Some donations — namely cash and pre-paid debit cards — can be put to use more quickly than others.They don’t take up space and can be used for whatever is needed at the moment.
A pressing need is helping commuters who must travel a two-hour detour via Highway 20 in Skagit County to reach jobs south of Darrington. That’s more than 100 miles to Everett each way — well over double the distance before the slide wiped out more than a mile of Highway 530.
“We have people driving all the way to Tukwila,” Julie Newberry said.
They estimated they’ll need at least $80,000 per month to help people in town with the extra costs of commuting to work. They welcome gas cards or lodging vouchers so that people from Darrington can stay closer to their workplace.
They don’t need any more clothing.
People have dropped off so many clothes and blankets, that Value Village Thrift Stores have had to cart them away. In exchange, the thrift store chain provided in-store vouchers for people who lost belongings to use for whatever else they need.

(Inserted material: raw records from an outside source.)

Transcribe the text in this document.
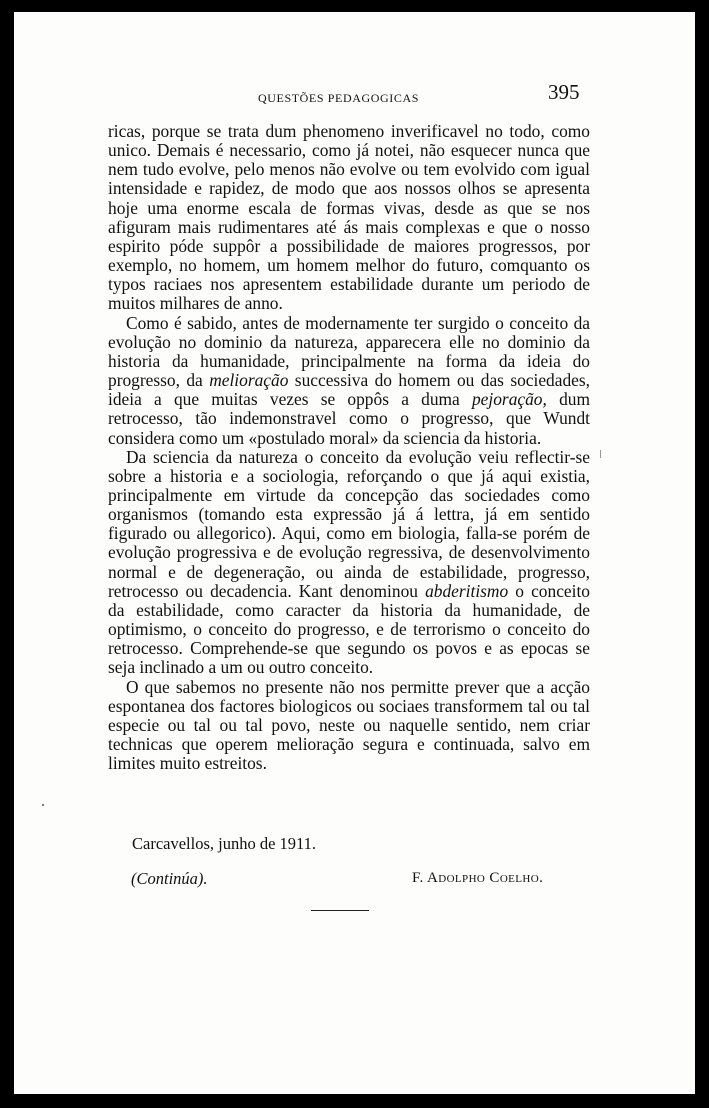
QUESTÕES PEDAGOGICAS	395

ricas, porque se trata dum phenomeno inverificavel no todo, como unico. Demais é necessario, como já notei, não esquecer nunca que nem tudo evolve, pelo menos não evolve ou tem evolvido com igual intensidade e rapidez, de modo que aos nossos olhos se apresenta hoje uma enorme escala de formas vivas, desde as que se nos afiguram mais rudimentares até ás mais complexas e que o nosso espirito póde suppôr a possibilidade de maiores progressos, por exemplo, no homem, um homem melhor do futuro, comquanto os typos raciaes nos apresentem estabilidade durante um periodo de muitos milhares de anno.

Como é sabido, antes de modernamente ter surgido o conceito da evolução no dominio da natureza, apparecera elle no dominio da historia da humanidade, principalmente na forma da ideia do progresso, da melioração successiva do homem ou das sociedades, ideia a que muitas vezes se oppôs a duma pejoração, dum retrocesso, tão indemonstravel como o progresso, que Wundt considera como um «postulado moral» da sciencia da historia.

Da sciencia da natureza o conceito da evolução veiu reflectir-se sobre a historia e a sociologia, reforçando o que já aqui existia, principalmente em virtude da concepção das sociedades como organismos (tomando esta expressão já á lettra, já em sentido figurado ou allegorico). Aqui, como em biologia, falla-se porém de evolução progressiva e de evolução regressiva, de desenvolvimento normal e de degeneração, ou ainda de estabilidade, progresso, retrocesso ou decadencia. Kant denominou abderitismo o conceito da estabilidade, como caracter da historia da humanidade, de optimismo, o conceito do progresso, e de terrorismo o conceito do retrocesso. Comprehende-se que segundo os povos e as epocas se seja inclinado a um ou outro conceito.

O que sabemos no presente não nos permitte prever que a acção espontanea dos factores biologicos ou sociaes transformem tal ou tal especie ou tal ou tal povo, neste ou naquelle sentido, nem criar technicas que operem melioração segura e continuada, salvo em limites muito estreitos.

Carcavellos, junho de 1911.
(Continúa).	F. Adolpho Coelho.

The Newberrys’ 24-year-old son, Paden Newberry of Bellingham, has been collecting donations of the virtual kind.
Paden Newberry said that’s equivalent to $6,000, most of which has been converted into dollars for the relief fund at Coastal Community Bank’s Darrington branch.
Back in the world of flesh and blood, the rodeo grounds has become a clearinghouse for donations intended to help the wellbeing of local pets and livestock — as well as their owners’ pocketbooks.
One manufacturer alone donated 27 tons of grains and other varieties of food for animals, Alongi said.
“Cat food seems to be the No. 1 commodity,” he said. “The cat food has been flying out of here.”
The association also has helped care for eight horses from a flooded farm, and another injured horse.
Rick Karns, another board member with the horse owners association, called the support for the animals “a beautiful thing to see.
“We’ve had a lot of community involvement” over the years, Karns said, “but not like this.”